Module 7 Lesson 4: Context Window Tuning
Stability over scope. Why lowering your context window can actually make your AI feel faster and more stable.
Context Window Tuning: Less is More
In Module 4, we learned that the Context Window is the AI's "Short-Term Memory." While it's tempting to set this to 100,000 words, doing so can kill your performance.
Here is how to tune num_ctx for maximum stability.
1. The VRAM-to-Context Equation
Every token in the context window consumes VRAM.
- Small Context (2,048): Very light.

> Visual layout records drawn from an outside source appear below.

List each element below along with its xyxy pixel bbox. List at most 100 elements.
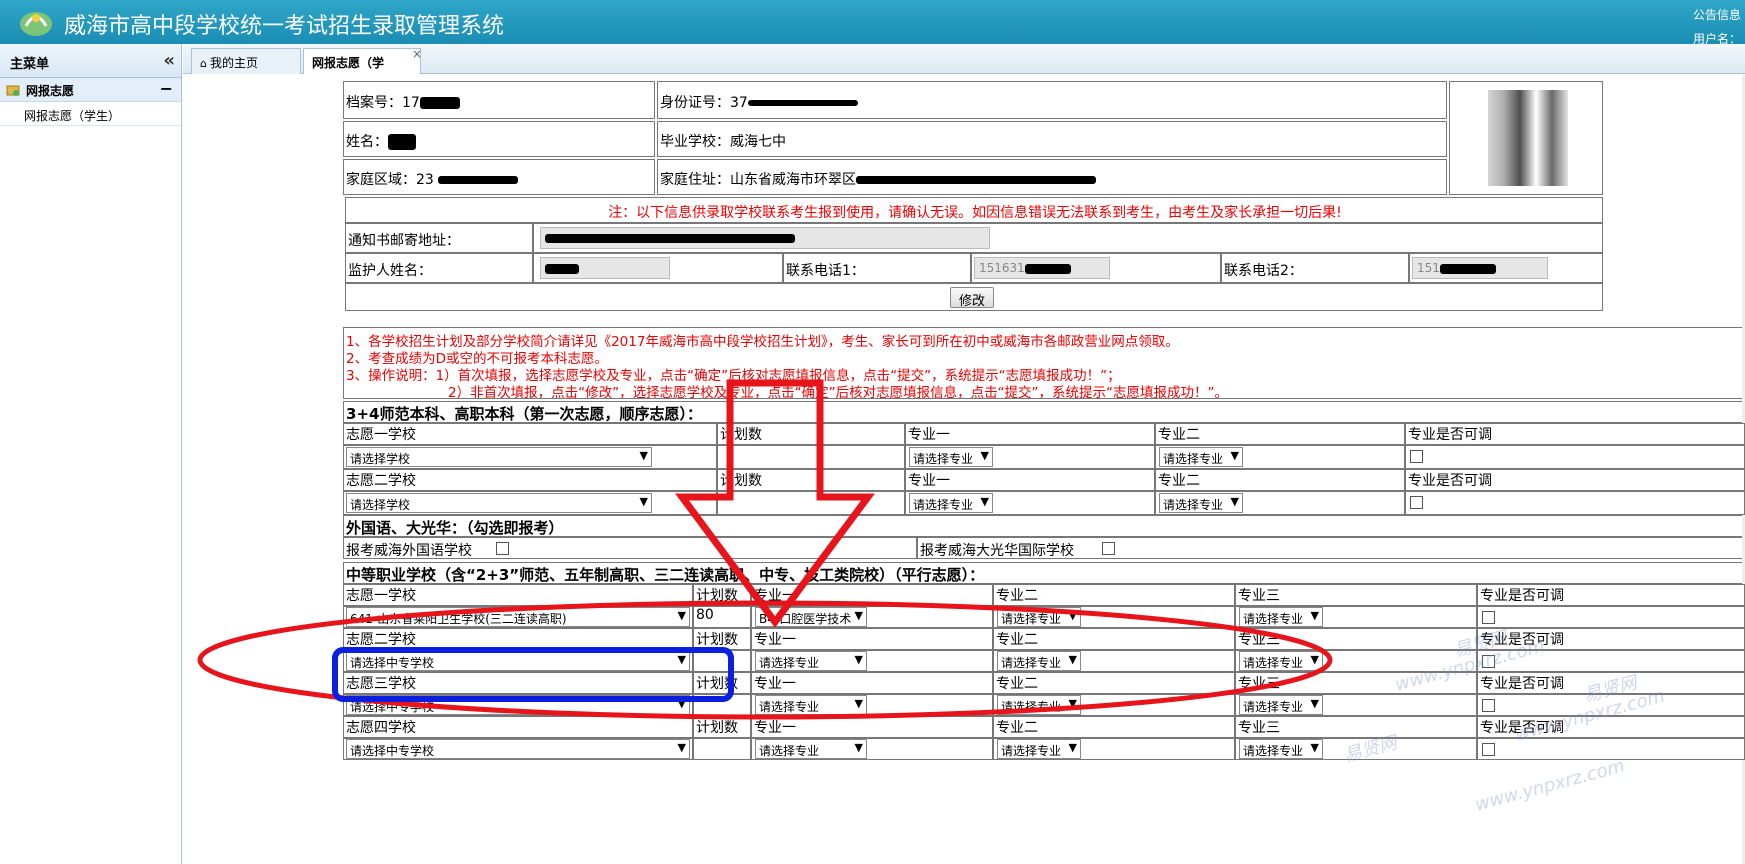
guardian-name-field[interactable]: [540, 257, 670, 279]
chevron-down-icon: ▼: [1068, 609, 1077, 622]
phone2-field[interactable]: 151: [1412, 257, 1548, 279]
guardian-label: 监护人姓名：: [348, 263, 432, 279]
menu-group-label: 网报志愿: [26, 84, 75, 98]
sidebar-item-wangbao-student[interactable]: 网报志愿（学生）: [0, 102, 181, 126]
option2-checkbox[interactable]: [1102, 542, 1115, 555]
chevron-down-icon: ▼: [677, 609, 686, 622]
chevron-down-icon: ▼: [1068, 741, 1077, 754]
adjust-checkbox[interactable]: [1482, 699, 1495, 712]
plan-value-cell: [693, 738, 751, 760]
menu-group-wangbao[interactable]: 网报志愿 −: [0, 78, 181, 102]
notice-link[interactable]: 公告信息: [1693, 6, 1741, 23]
adjust-header: 专业是否可调: [1477, 584, 1745, 606]
chevron-down-icon: ▼: [980, 449, 989, 462]
option2-label: 报考威海大光华国际学校: [920, 543, 1074, 559]
address-cell: 家庭住址：山东省威海市环翠区: [657, 159, 1447, 195]
redaction: [438, 176, 519, 184]
major1-select[interactable]: 请选择专业 ▼: [755, 695, 867, 715]
major3-select[interactable]: 请选择专业 ▼: [1239, 607, 1323, 627]
adjust-checkbox[interactable]: [1482, 743, 1495, 756]
major1-header: 专业一: [751, 628, 993, 650]
mail-address-field[interactable]: [540, 227, 990, 249]
major2-select[interactable]: 请选择专业 ▼: [1159, 447, 1243, 467]
major2-header: 专业二: [993, 716, 1235, 738]
school-select[interactable]: 请选择学校 ▼: [346, 447, 652, 467]
tab-wangbao[interactable]: 网报志愿（学 ×: [303, 47, 422, 74]
close-icon[interactable]: ×: [412, 47, 422, 61]
major1-select[interactable]: 请选择专业 ▼: [755, 651, 867, 671]
mail-label: 通知书邮寄地址：: [348, 233, 460, 249]
phone1-field[interactable]: 151631: [974, 257, 1110, 279]
tab-home[interactable]: ⌂ 我的主页: [191, 48, 301, 74]
name-cell: 姓名：: [343, 121, 655, 157]
major2-header: 专业二: [1155, 423, 1405, 445]
major1-select[interactable]: 请选择专业 ▼: [909, 493, 993, 513]
adjust-header: 专业是否可调: [1405, 423, 1745, 445]
plan-header: 计划数: [693, 716, 751, 738]
edit-button[interactable]: 修改: [950, 287, 994, 309]
phone2-value: 151: [1417, 261, 1440, 275]
chevron-down-icon: ▼: [677, 653, 686, 666]
school-cell: 毕业学校：威海七中: [657, 121, 1447, 157]
mail-value-cell: [533, 223, 1603, 253]
major3-select[interactable]: 请选择专业 ▼: [1239, 739, 1323, 759]
school-select[interactable]: 请选择中专学校 ▼: [346, 695, 690, 715]
school-header: 志愿四学校: [343, 716, 693, 738]
adjust-checkbox[interactable]: [1410, 450, 1423, 463]
chevron-down-icon: ▼: [677, 697, 686, 710]
school-select[interactable]: 641-山东省莱阳卫生学校(三二连读高职) ▼: [346, 607, 690, 627]
mail-label-cell: 通知书邮寄地址：: [345, 223, 533, 253]
chevron-down-icon: ▼: [1310, 697, 1319, 710]
collapse-icon[interactable]: «: [163, 50, 175, 71]
guardian-label-cell: 监护人姓名：: [345, 253, 533, 283]
system-title: 威海市高中段学校统一考试招生录取管理系统: [64, 14, 505, 39]
school-select[interactable]: 请选择中专学校 ▼: [346, 739, 690, 759]
contact-warning: 注：以下信息供录取学校联系考生报到使用，请确认无误。如因信息错误无法联系到考生，…: [608, 205, 1342, 221]
major2-select[interactable]: 请选择专业 ▼: [997, 607, 1081, 627]
section3-title: 中等职业学校（含“2+3”师范、五年制高职、三二连读高职、中专、技工类院校）（平…: [346, 566, 985, 584]
menu-group-toggle[interactable]: −: [160, 79, 173, 98]
major2-select[interactable]: 请选择专业 ▼: [1159, 493, 1243, 513]
school-select[interactable]: 请选择中专学校 ▼: [346, 651, 690, 671]
adjust-checkbox[interactable]: [1410, 496, 1423, 509]
app-header: 威海市高中段学校统一考试招生录取管理系统 公告信息 用户名：: [0, 0, 1745, 46]
option1-checkbox[interactable]: [496, 542, 509, 555]
major2-select[interactable]: 请选择专业 ▼: [997, 739, 1081, 759]
redaction: [856, 176, 1096, 184]
redaction: [545, 234, 795, 243]
redaction: [388, 134, 416, 150]
school-select[interactable]: 请选择学校 ▼: [346, 493, 652, 513]
major1-select[interactable]: 请选择专业 ▼: [909, 447, 993, 467]
plan-value-cell: [717, 491, 905, 515]
major1-header: 专业一: [751, 672, 993, 694]
chevron-down-icon: ▼: [1068, 697, 1077, 710]
plan-header: 计划数: [693, 584, 751, 606]
major1-select[interactable]: B4-口腔医学技术 ▼: [755, 607, 867, 627]
region-label: 家庭区域：: [346, 172, 416, 188]
major3-header: 专业三: [1235, 628, 1477, 650]
major2-select[interactable]: 请选择专业 ▼: [997, 651, 1081, 671]
major3-select[interactable]: 请选择专业 ▼: [1239, 651, 1323, 671]
phone2-label-cell: 联系电话2：: [1221, 253, 1409, 283]
plan-header: 计划数: [693, 672, 751, 694]
school-header: 志愿二学校: [343, 469, 717, 491]
school-header: 志愿三学校: [343, 672, 693, 694]
phone2-label: 联系电话2：: [1224, 263, 1303, 279]
major1-header: 专业一: [905, 469, 1155, 491]
phone1-label: 联系电话1：: [786, 263, 865, 279]
major1-header: 专业一: [751, 716, 993, 738]
major1-select[interactable]: 请选择专业 ▼: [755, 739, 867, 759]
plan-header: 计划数: [717, 469, 905, 491]
file-no-cell: 档案号：17: [343, 81, 655, 119]
chevron-down-icon: ▼: [1230, 449, 1239, 462]
plan-value-cell: 80: [693, 606, 751, 628]
school-header: 志愿二学校: [343, 628, 693, 650]
region-cell: 家庭区域：23: [343, 159, 655, 195]
chevron-down-icon: ▼: [639, 449, 648, 462]
major3-select[interactable]: 请选择专业 ▼: [1239, 695, 1323, 715]
adjust-checkbox[interactable]: [1482, 611, 1495, 624]
redaction: [747, 100, 858, 106]
id-value: 37: [730, 95, 748, 111]
address-label: 家庭住址：: [660, 172, 730, 188]
major2-select[interactable]: 请选择专业 ▼: [997, 695, 1081, 715]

The model is very stable even on 8GB RAM.
- Medium Context (8,192): Standard. Fits on most modern GPUs.
- Large Context (32,768+): Heavy. Might push a 12GB GPU into the "Slow Zone" (System RAM).
2. Why Tune Down?
If you are building a simple chat bot or a translation tool, you do not need 8,000 tokens of memory.
By setting PARAMETER num_ctx 2048 in your Modelfile:
- Lower VRAM usage: You might be able to run a "smarter" model (like 14B instead of 8B) because you saved VRAM on the context window.
- Faster TTFT: The model spent less time "pre-calculating" the memory buffer.
3. When to Tune UP?
You should only increase the context window for these tasks:
- Code Review: When you need the AI to see 10 large files at once.
- Legal/Academic Synthesis: Reading and comparing multiple PDFs.
- Creative Writing: Writing a long chapter where the AI needs to remember what happened on page 1.
4. How to Change Context Safely
If you are moving to a large context (e.g., 64,000), follow these steps:
- Check your total VRAM.
- Calculate the math: A 64k context for Llama 3 can take ~4GB of extra VRAM.
- Subtract and Test: If your model is 5GB and your context is 4GB, you need 9GB total. If you have 8GB VRAM, the model will be extremely slow.
Recommendation: Increase context in increments of 4096 and check ollama ps to see how much memory is being claimed.
Key Takeaways
- Context usage is dynamic: It grows as the conversation gets longer.
- Lowering num_ctx frees up VRAM for larger, smarter models.
- Increasing num_ctx above 16k requires a high-end GPU or Mac Studio.
- Always match your context window to the specific task—never use "Max" by default.